建物の壁一面には青白い光が点々と灯っていて、まるで呼吸をするかのようなリズムで明滅を繰り返している。
「すげえな、この光景だけで十分なお宝だぜ」
「あの建物には特殊な塗料が塗られていて、空気に触れることで光を放つそうですよ。たしか『ケーコートリョ』とか何とか言いましたかね?」
隣にいるゴードが聞いてもいないのに解説をしてくる。
いかつい顔に似合わない博学さを発揮する海の男に、俺は意外に思って目を細めた。
「・・・顔に似合わず博識だな」
「へへっ、こういう遺跡とか大好きなんですよ。こう見えてもガキの頃にゃあ考古学者になりたかったんでさあ」
「本当に意外だな」
学者なんて目指すのは金に余裕のある奴だけだ。ひょっとしたら目の前の大男は良い所の坊ちゃんなのかもしれない。

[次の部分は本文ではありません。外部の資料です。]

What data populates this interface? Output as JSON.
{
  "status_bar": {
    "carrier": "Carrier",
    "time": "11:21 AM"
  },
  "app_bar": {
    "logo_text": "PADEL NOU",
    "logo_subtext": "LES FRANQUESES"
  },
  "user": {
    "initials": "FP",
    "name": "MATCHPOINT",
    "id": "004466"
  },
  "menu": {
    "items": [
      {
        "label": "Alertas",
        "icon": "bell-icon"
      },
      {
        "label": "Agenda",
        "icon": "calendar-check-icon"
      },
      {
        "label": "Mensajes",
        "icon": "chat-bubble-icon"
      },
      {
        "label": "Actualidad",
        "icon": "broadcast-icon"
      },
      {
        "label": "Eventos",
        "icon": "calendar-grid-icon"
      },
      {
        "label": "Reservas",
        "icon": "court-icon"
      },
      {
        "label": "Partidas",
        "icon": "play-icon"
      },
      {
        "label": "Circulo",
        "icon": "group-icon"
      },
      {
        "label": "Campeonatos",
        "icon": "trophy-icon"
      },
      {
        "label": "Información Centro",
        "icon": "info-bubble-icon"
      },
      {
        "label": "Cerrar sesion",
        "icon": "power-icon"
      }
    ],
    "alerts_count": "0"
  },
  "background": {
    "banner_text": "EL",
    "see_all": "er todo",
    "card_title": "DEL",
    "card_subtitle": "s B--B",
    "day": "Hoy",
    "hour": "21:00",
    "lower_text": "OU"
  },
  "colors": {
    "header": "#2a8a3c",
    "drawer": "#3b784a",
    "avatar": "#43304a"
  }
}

「お喋りはそれまでだあ! そろそろ出てきやがるぞお!」
「あ? 何がだよ」
それまで黙っていたグレイスが会話に割って入ってきた。
赤いドレスに着替えた彼女は鋭い視線で遺跡の奥を睨みつけている。
ただならぬ雰囲気の船長の様子に、他の海賊達の間にも緊張が走る。
「・・・ここまでは俺達も来たことがあるんですよ。ただ、ここからは奴がいて通れない」
「奴・・・そういや、守護者がいるって話してたな」
「へえ、旦那。アンタをここに連れてきたのは、奴を倒す助っ人になってもらうためでさあ」
ゴードの言葉に俺は唇を歪めた。
怪物のごとき女海賊グレイス・ドラコ・オマリという戦力がありながら、それでも倒せないほどの存在がこの奥にいるのか。
「来ましたぜ! 旦那!」
ズリ、ズリ、と何かが這うような音が遺跡の奥から轟いてくる。音は段々と大きくなってきて、やがて光壁のつくる青白い光の中に『それ』が姿を現した。
「これは・・・!」
それは蛇のようなフォルムをしていた。
真っ赤な鱗で覆われていて、大きく開いたアギトからはチロチロと舌が出入りしている。
しかし、その大きさは船を飲み込まんばかりに巨大であり、さらに首から先が二又に分かれて二つの頭部を持っていた。
「『シーヒュドラ』・・・鉄を溶かす猛毒の大蛇だあ!」
グレイスが口元に笑みを浮かべながら魔物の名前を口にする。
その声が聞こえたわけではないだろうが、大蛇の二つの頭部が鎌首をもたげて真っ赤な瞳がこちらに向けた。